Threading hashes throughout the manifests creates a merkle tree that lets
everything be verified correctly from that one root index.
The way the component manifests are designed now they must be continually
mutated as they contain the versions of every component.
A more reliable structure would be to have every release of the entire system
get its own manifest that contains the URLs and hashes of every component.
That release manifest is uploaded once and never touched.
The root index contains a list of all the release manifests and is the only
file that is ever mutated.
Note that verifying the integrity and security of the root manifest is fairly
complex.

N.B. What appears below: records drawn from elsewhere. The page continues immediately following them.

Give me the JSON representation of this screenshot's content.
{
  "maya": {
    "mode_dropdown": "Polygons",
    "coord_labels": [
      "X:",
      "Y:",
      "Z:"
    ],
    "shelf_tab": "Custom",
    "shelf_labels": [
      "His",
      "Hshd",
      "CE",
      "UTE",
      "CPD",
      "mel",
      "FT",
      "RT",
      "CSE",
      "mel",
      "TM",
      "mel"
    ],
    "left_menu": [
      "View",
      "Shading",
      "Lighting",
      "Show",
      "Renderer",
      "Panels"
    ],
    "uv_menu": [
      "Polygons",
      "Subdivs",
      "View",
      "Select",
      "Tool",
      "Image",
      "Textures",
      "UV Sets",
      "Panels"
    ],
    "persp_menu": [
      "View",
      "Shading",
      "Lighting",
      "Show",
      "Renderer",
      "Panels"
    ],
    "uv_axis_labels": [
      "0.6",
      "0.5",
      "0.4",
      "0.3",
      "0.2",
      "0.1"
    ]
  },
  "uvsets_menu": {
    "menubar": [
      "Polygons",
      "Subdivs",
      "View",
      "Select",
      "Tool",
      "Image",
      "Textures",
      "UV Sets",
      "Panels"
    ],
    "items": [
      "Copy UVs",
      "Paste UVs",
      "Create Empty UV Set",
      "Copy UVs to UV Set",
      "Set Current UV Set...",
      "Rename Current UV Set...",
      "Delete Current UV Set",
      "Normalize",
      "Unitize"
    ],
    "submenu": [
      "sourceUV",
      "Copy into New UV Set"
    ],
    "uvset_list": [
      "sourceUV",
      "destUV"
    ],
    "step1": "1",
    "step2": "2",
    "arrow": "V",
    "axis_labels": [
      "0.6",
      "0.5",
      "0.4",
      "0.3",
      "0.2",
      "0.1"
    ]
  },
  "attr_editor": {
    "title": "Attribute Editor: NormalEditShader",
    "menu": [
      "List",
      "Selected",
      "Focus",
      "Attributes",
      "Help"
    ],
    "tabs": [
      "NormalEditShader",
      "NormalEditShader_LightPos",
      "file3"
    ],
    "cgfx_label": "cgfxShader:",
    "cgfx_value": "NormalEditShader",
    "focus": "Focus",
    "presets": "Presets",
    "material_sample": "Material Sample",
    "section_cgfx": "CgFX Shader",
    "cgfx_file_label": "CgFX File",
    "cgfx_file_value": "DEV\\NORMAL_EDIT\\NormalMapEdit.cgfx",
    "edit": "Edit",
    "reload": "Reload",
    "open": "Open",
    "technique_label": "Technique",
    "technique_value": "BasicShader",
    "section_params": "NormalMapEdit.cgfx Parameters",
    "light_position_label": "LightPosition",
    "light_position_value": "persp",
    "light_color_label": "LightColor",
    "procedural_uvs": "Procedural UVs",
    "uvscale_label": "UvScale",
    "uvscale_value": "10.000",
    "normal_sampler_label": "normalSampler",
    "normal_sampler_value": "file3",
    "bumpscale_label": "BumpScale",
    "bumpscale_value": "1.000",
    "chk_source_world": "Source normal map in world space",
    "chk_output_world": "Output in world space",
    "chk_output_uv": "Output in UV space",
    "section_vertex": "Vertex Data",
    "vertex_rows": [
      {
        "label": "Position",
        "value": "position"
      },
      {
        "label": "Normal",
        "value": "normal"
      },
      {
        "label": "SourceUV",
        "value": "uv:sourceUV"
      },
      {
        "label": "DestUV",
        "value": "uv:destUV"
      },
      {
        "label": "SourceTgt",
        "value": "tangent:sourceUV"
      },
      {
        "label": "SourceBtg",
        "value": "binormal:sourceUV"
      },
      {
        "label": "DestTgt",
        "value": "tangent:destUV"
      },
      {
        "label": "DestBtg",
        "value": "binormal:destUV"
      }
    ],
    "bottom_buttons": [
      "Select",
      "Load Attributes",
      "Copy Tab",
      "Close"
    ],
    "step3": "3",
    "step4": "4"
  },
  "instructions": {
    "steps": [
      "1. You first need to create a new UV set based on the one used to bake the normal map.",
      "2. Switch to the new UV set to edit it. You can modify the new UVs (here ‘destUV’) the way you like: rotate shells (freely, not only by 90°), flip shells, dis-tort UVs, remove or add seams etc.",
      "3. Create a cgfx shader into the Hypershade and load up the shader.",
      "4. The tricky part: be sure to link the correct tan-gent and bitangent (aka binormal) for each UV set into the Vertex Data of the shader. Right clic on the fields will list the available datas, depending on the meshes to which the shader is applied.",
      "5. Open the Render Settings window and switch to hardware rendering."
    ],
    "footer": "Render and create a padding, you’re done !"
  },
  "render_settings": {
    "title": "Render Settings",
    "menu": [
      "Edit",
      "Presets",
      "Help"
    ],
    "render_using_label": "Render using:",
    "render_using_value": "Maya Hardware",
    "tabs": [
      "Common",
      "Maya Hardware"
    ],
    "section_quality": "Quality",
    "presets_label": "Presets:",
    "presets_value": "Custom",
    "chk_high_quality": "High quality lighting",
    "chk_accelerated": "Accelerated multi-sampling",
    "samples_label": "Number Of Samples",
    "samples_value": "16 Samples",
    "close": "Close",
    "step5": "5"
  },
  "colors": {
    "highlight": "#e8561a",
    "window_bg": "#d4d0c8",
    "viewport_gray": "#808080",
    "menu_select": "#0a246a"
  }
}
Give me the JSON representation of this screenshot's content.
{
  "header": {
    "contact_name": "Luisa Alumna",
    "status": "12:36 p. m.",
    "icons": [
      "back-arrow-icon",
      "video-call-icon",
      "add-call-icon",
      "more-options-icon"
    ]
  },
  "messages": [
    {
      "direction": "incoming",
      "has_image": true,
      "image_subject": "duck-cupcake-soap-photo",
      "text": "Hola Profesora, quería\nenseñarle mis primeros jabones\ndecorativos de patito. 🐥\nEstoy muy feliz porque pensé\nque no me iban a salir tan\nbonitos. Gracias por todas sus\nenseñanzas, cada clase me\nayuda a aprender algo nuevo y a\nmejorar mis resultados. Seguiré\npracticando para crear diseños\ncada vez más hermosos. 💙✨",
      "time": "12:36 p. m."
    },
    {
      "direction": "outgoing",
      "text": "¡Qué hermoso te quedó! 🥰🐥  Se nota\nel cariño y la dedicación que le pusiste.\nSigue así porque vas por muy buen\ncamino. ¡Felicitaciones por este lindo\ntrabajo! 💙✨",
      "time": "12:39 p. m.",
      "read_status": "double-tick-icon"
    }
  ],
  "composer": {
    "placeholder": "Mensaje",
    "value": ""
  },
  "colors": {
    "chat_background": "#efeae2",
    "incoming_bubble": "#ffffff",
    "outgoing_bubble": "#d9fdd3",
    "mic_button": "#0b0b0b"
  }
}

Again, you don't want to have a .sha1 file sitting next to the root
manifest because it will sometimes not agree with the contents of the manifest.
No URLs in manifests

The manifests themselves don't contain the URLs of components. Instead the URLs
are synthesized from the metadata according to rules within tiup.
This seems like a good idea until the rules for locating a tarball need to
change, or e.g. tarballs are switched to some other file format. After that
happens then tiup needs to encode two sets of rules and will need a mechanism
for deciding which URL-generating rules to apply.
Self updates

Running tiup update --self produces no output. Producing no output on success
is a valid design, but it's not reassuring for humans.
A few more notes

Another thing I notice is that various commands lazily download components as needed.
This is a nice convenience, and probably the right  default, but is terrible for automation. Anytime the tool might hit the network there needs to be some way to split the command in two, the first one doing the networking and installation, and the second running the tool locally while guaranteeing it doesn't hit the network.
So e.g. I would want a command like tiup playground --no-install
It looks like self-updates are done even if there is no updated binary - that tiup is just a file sitting at a known location that is blindly redownloaded and installed on request. tiup doesn't know if it needs an update - it just always updates.